Introduction
Histograms are a visualization tool that allows us to understand the distribution of a dataset by visualizing the frequency or count of values within different intervals, known as bins. In this article, I will introduce how to plot histograms using Pandas.
Single Variable Histogram
First, we will need to import the necessary libraries and generate some data.
import pandas as pd
import matplotlib.pyplot as plt
import numpy as np
# Generating a DataFrame with 1000 random values
np.random.seed(0) # To maintain consistency in generated values
df = pd.DataFrame({'Value':np.random.normal(10, 2, 1000)})
We have a DataFrame df
with 1000 observations drawn from a normal distribution with a mean of 10 and a standard deviation of 2. Now, we'll plot a histogram using the hist()
method:
df['Value'].hist(edgecolor='black')
plt.title('Histogram of Values')
plt.xlabel('Value')
plt.ylabel('Frequency')
plt.show()
Multiple Variable Histogram
For multiple variables, let's add another column to our DataFrame.
df['Value_2'] = np.random.normal(15, 3, 1000)
Here, we've created a new column Value_2
with 1000 observations drawn from a normal distribution with a mean of 15 and a standard deviation of 3. Let's plot histograms for both variables:
df[['Value', 'Value_2']].plot(kind='hist', rwidth=0.8, alpha=0.5, bins=30)
plt.title('Histogram of Values')
plt.xlabel('Value')
plt.ylabel('Frequency')
plt.show()
This code will generate overlaid histograms for Value
and Value_2
. The alpha
parameter controls the transparency of the colors, making it possible to see overlapping areas.
Changing Bin Size
The bins
argument in the hist()
function determines the number of equally spaced bins in the range. Let's change the bin size to 20:
df['Value'].hist(bins=20, edgecolor='black')

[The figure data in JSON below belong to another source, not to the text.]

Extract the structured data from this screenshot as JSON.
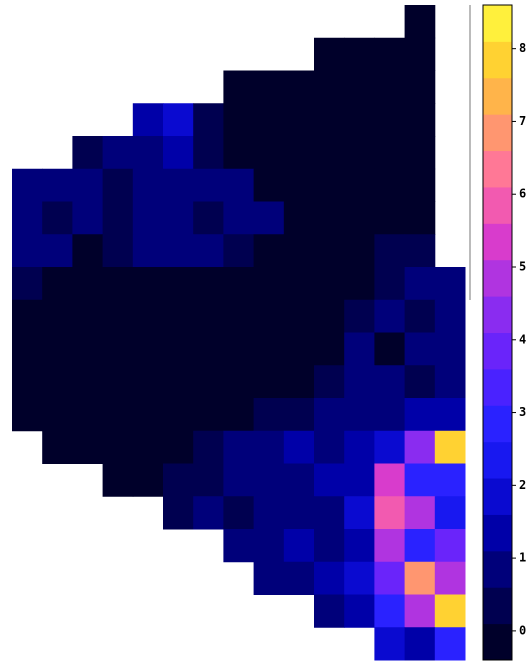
{
  "chart_data": {
    "type": "heatmap",
    "z": [
      [
        null,
        null,
        null,
        null,
        null,
        null,
        null,
        null,
        null,
        null,
        null,
        null,
        null,
        0,
        null
      ],
      [
        null,
        null,
        null,
        null,
        null,
        null,
        null,
        null,
        null,
        null,
        0,
        0,
        0,
        0,
        null
      ],
      [
        null,
        null,
        null,
        null,
        null,
        null,
        null,
        0,
        0,
        0,
        0,
        0,
        0,
        0,
        null
      ],
      [
        null,
        null,
        null,
        null,
        1.5,
        2,
        0.5,
        0,
        0,
        0,
        0,
        0,
        0,
        0,
        null
      ],
      [
        null,
        null,
        0.5,
        0.8,
        1,
        1.2,
        0.5,
        0,
        0,
        0,
        0,
        0,
        0,
        0,
        null
      ],
      [
        1,
        0.8,
        0.8,
        0.5,
        0.8,
        1,
        0.8,
        0.8,
        0,
        0,
        0,
        0,
        0,
        0,
        null
      ],
      [
        0.8,
        0.5,
        0.8,
        0.5,
        1,
        0.8,
        0.5,
        1,
        0.8,
        0,
        0,
        0,
        0,
        0,
        null
      ],
      [
        0.8,
        0.8,
        0,
        0.5,
        0.8,
        0.8,
        0.8,
        0.5,
        0,
        0,
        0,
        0,
        0.5,
        0.5,
        null
      ],
      [
        0.5,
        0,
        0,
        0,
        0,
        0,
        0,
        0,
        0,
        0,
        0,
        0,
        0.5,
        0.8,
        0.8
      ],
      [
        0,
        0,
        0,
        0,
        0,
        0,
        0,
        0,
        0,
        0,
        0,
        0.5,
        0.8,
        0.5,
        1
      ],
      [
        0,
        0,
        0,
        0,
        0,
        0,
        0,
        0,
        0,
        0,
        0,
        0.8,
        0,
        0.8,
        0.8
      ],
      [
        0,
        0,
        0,
        0,
        0,
        0,
        0,
        0,
        0,
        0,
        0.5,
        0.8,
        0.8,
        0.5,
        0.8
      ],
      [
        0,
        0,
        0,
        0,
        0,
        0,
        0,
        0,
        0.5,
        0.5,
        0.8,
        1,
        1,
        1.5,
        1.5
      ],
      [
        null,
        0,
        0,
        0,
        0,
        0,
        0.5,
        0.8,
        1,
        1.2,
        1,
        1.5,
        2,
        4.5,
        8
      ],
      [
        null,
        null,
        null,
        0,
        0,
        0.5,
        0.5,
        1,
        0.8,
        1,
        1.5,
        1.2,
        5.5,
        3,
        3
      ],
      [
        null,
        null,
        null,
        null,
        null,
        0.5,
        0.8,
        0.5,
        1,
        1,
        0.8,
        2,
        6,
        5,
        2.5
      ],
      [
        null,
        null,
        null,
        null,
        null,
        null,
        null,
        0.8,
        1,
        1.2,
        0.8,
        1.5,
        5,
        3,
        4
      ],
      [
        null,
        null,
        null,
        null,
        null,
        null,
        null,
        null,
        0.8,
        1,
        1.5,
        2,
        4,
        7,
        5
      ],
      [
        null,
        null,
        null,
        null,
        null,
        null,
        null,
        null,
        null,
        null,
        1,
        1.5,
        3,
        5,
        8
      ],
      [
        null,
        null,
        null,
        null,
        null,
        null,
        null,
        null,
        null,
        null,
        null,
        null,
        2,
        1.5,
        3
      ]
    ],
    "zlim": [
      -0.4,
      8.6
    ],
    "zticks": [
      0,
      1,
      2,
      3,
      4,
      5,
      6,
      7,
      8
    ],
    "colors": [
      "#00002a",
      "#000050",
      "#00007a",
      "#0000a8",
      "#0a0ad0",
      "#1818f0",
      "#2a22ff",
      "#4a22ff",
      "#6a24fa",
      "#8a2cf0",
      "#b034e0",
      "#d83ccc",
      "#f25ab0",
      "#ff7896",
      "#ff9670",
      "#ffb44a",
      "#ffd232",
      "#fff03c"
    ]
  }
}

plt.title('Histogram of Values with 20 Bins')
plt.xlabel('Value')
plt.ylabel('Frequency')
plt.show()
Adding Titles and Labels
Adding titles and labels is done using plt.title()
, plt.xlabel()
, and plt.ylabel()
. We've already been using these functions above.
Changing Color and Style
You can change the color of the histogram using the color
parameter, and also add a grid using plt.grid()
:
df['Value'].hist(bins=20, color='green', edgecolor='black')
plt.title('Green Histogram of Values with 20 Bins')
plt.xlabel('Value')
plt.ylabel('Frequency')
plt.grid(True)
plt.show()
This code changes the color of the histogram to green and adds a grid for easier visibility. You can choose other colors and styles as per your preferences.